Stories of Hope: Turner Moore

Turner prior to his second surgery

Like any parent, Kelly Moore and her husband grew concerned when they noticed a malformation of their son Turner’s skull just a couple of months after his birth. Diligently, they monitored his progress and eventually received a diagnosis: craniosynostosis. Read on as Kelly shares the story of her son’s journey with this condition in her own words.

When Turner was eight weeks old we began to notice that his “soft spot” was getting smaller and his head shape was becoming longer instead of rounding out. He was sent for an x-ray to check for signs of craniosynostosis. The results showed no fusions. For the next three weeks we measured his head every day and it had progressively gotten worse. At that time, his pediatrician sent him for a CT scan. The results: sagittal synostosis, meaning the suture that runs from front to back [of his skull] had fused prematurely causing restricted growth and other dangers. 

He had his first open CVR (cranial vault reconstruction) on April 26, 2018, at six months old. Aside from unknowingly having the chicken pox during/after surgery, he recovered great and his head rounded out well until roughly four months post-op.

Dad at the bedside during a hospital stay

We started noticing a hard “bump” forming on top of his head where his soft spot should have been along with shape regression. We were told for months that everything was normal but I didn’t feel it was. I didn’t feel like my baby was ok. At that time, we began searching for second, third, fourth, and even fifth opinions by emailing or calling anyone who would take the time to listen.
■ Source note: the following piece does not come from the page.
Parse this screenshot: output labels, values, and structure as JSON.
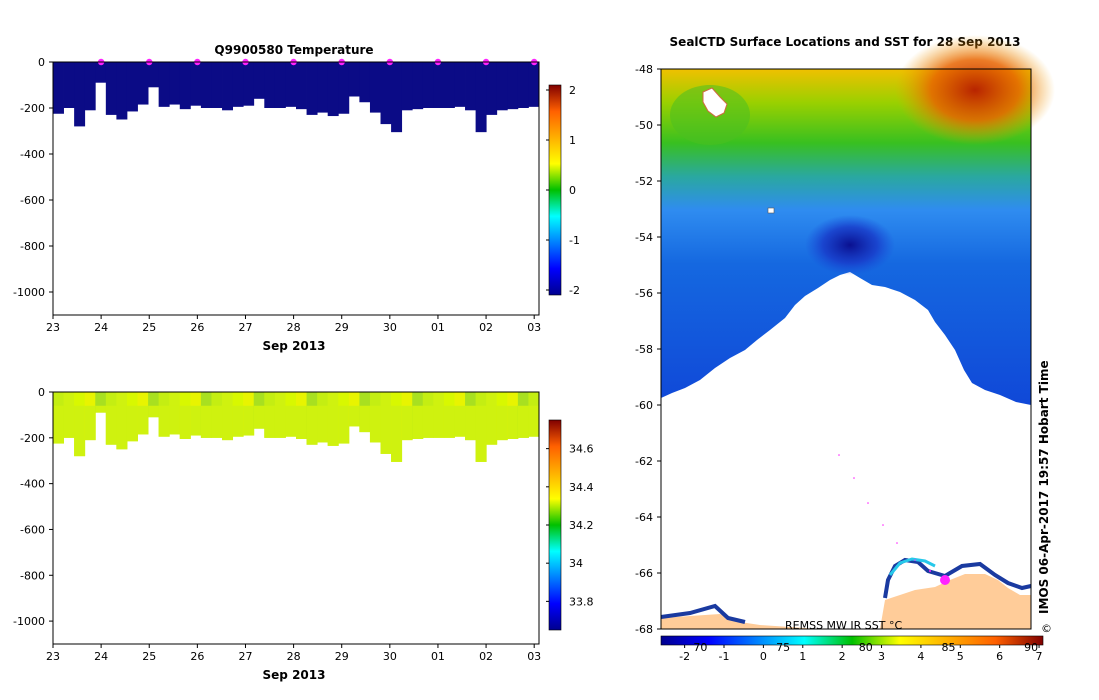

In December 2018, in a moment of desperation to find answers, I googled “craniofacial surgeons in the southeast” and Dr. Thurston at Erlanger Cleft and Craniofacial Center popped up. I reached out to the clinic director, Katlin, and knew immediately we had finally found our doctor. Dr. Thurston and Katlin spent countless hours over the next year helping us…from CT scans, eye exams, follow-ups, phone calls to emails.

Progress of Turner’s head throughout treatment

Another surgery was recommended once it was determined that the hard “bump” was a vertex bulge, which are often associated with ICP (intracranial pressure). At that time, Turner’s CT and eye exams were not showing any signs of any pressure.

On December 4, 2019, Turner had his second open skull surgery at two years old. It was confirmed by Dr. Thurston after surgery that he had in fact been suffering from ICP. In hindsight, prior to surgery he was fussier than the average two year old – clingy, clumsy and uncoordinated – but it wasn’t consistent enough to raise any red flags.

If it wasn’t for the dedication of Dr. Thurston and the Erlanger Cleft and Craniofacial Center, we would have never known our little boy was suffering.

The Erlanger Cleft and Craniofacial Center specializes in the evaluation and treatment of patients with craniofacial (head and face) disorders. Our center covers a wide range of services, including surgeries, for children born with craniofacial birth defects, or a condition that develops through injury or disease.

Turner 18 months after his second surgery

Our staff knows that dealing with facial or cranial disorders can be overwhelming for both you and your child and know that understanding these complex procedures can be difficult. Our multi-disciplinary team of pediatric specialists, along with careful planning and coordination with your child’s pediatrician, will allow us to provide comprehensive treatment plans that will greatly improve your child’s quality of life and appearance.